Шли бывалые приискатели. За плечами лопата, кайла, котелок. В карманах широких приискательских шаровар кремень с кресалом да краюха хлеба. Ладони чуть поменьше лопаты, а силы уже нет. Кто был покрепче, тех забрали на фронт, а этому сказали: «не годен». «Не годен» сказал ему и хозяин. Вот он и бредет по дорогам. Авось на новом прииске пофартит.
Месили грязь по проселкам и крестьяне из соседних деревень в полосатых домотканых портах, в залатанных броднях, с топорами за солдатским ремнем. На висках седина, в глазах вековая тоска о хлебе насущном. Кто о хлебе не тоскует, тот дома остался.
Из рогачёвцев тянулись к прииску только расейские, а кержаки настороженно выжидали. Кузьма Иванович после каждого моления, подняв глаза и руки к небу, говорил проникновенно, с великой скорбью:
— Братья и сестры мои во Христе, молитесь каждодневно. Сатаной послано золото в испытание братишных в вере. Понаедут сюда табашники, сквернословы, нехристи и блудники. Молитесь, братья и сестры мои во Христе, да минует вас Содом и Гоморра.
На прииске осаждали Ивана Ивановича: он постарше и распоряжается всем.
— Здорово, хозяин. Примай на работу.
— У нас артель, и хозяина нет: все равны. Но принять вас в артель мы пока не имеем права.
И объяснял, что сейчас идёт тяжба между артелью и господином Ваницким. Прииск закрыт. Работают они пока по особому разрешению окружного горного инженера. Дали подписку никого в артель не принимать. Один из артельщиков, Устин Рогачёв, сейчас в городе, в управлении окружного горного инженера. Приедет на днях, и тогда, чего доброго, самим придется убираться отсюда. Сейчас золото принимает приказчик господина Ваницкого и выдает артели расписки. Кому оно будет принадлежать — пока неизвестно.
— М-мда… Дела… Пойду поищу товарищей да тут недалеча от вас свой шурф выбьем.
— Нельзя. Мы дали подписку: пока тяжба, на отводе новых шурфов не бить.

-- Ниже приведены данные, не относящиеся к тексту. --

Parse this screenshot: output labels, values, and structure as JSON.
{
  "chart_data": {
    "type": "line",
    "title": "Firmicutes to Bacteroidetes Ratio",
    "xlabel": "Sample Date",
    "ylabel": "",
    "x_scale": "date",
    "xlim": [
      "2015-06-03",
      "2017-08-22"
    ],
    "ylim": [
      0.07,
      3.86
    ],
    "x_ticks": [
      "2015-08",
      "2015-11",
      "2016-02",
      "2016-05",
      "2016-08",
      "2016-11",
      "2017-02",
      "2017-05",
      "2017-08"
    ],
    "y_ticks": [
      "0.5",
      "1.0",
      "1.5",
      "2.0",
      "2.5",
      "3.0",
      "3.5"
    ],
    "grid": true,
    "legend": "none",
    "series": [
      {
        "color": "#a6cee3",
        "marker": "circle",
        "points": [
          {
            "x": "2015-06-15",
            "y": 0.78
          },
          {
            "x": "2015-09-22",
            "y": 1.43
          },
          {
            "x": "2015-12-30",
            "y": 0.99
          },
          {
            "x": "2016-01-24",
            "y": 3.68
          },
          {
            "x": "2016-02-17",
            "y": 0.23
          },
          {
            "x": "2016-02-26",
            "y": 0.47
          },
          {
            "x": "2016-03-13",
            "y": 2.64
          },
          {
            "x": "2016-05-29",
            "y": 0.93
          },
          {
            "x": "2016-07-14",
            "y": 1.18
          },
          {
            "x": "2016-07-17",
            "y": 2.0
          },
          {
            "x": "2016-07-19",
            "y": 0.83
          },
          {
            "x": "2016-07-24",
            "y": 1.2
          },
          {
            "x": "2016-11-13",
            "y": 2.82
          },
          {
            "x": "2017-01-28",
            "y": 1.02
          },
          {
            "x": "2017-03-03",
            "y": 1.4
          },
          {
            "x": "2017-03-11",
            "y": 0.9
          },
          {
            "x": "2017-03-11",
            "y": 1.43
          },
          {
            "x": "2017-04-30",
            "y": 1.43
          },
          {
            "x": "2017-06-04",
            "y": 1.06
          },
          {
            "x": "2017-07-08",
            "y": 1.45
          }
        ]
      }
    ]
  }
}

— Пусть. Мы пониже отвода али повыше.
— Выше Богомдарованного прииска, — объяснял Иван Иванович, — заявлен Аркадьевский отвод господином Ваницким, потом — Сысоевский. Ниже нас — Софийский отвод жены господина Ваницкого, Анненско-Николаевский — его тетки. И так до самого устья. Вот разве в самой вершине место найдется… Но там набилось вашего брата пришлых, как сельдей в бочке. Балаган к балагану. Если решится тяжба в нашу пользу — милости просим. Всем будем рады. Прииск артельный — каждый сам себе господин.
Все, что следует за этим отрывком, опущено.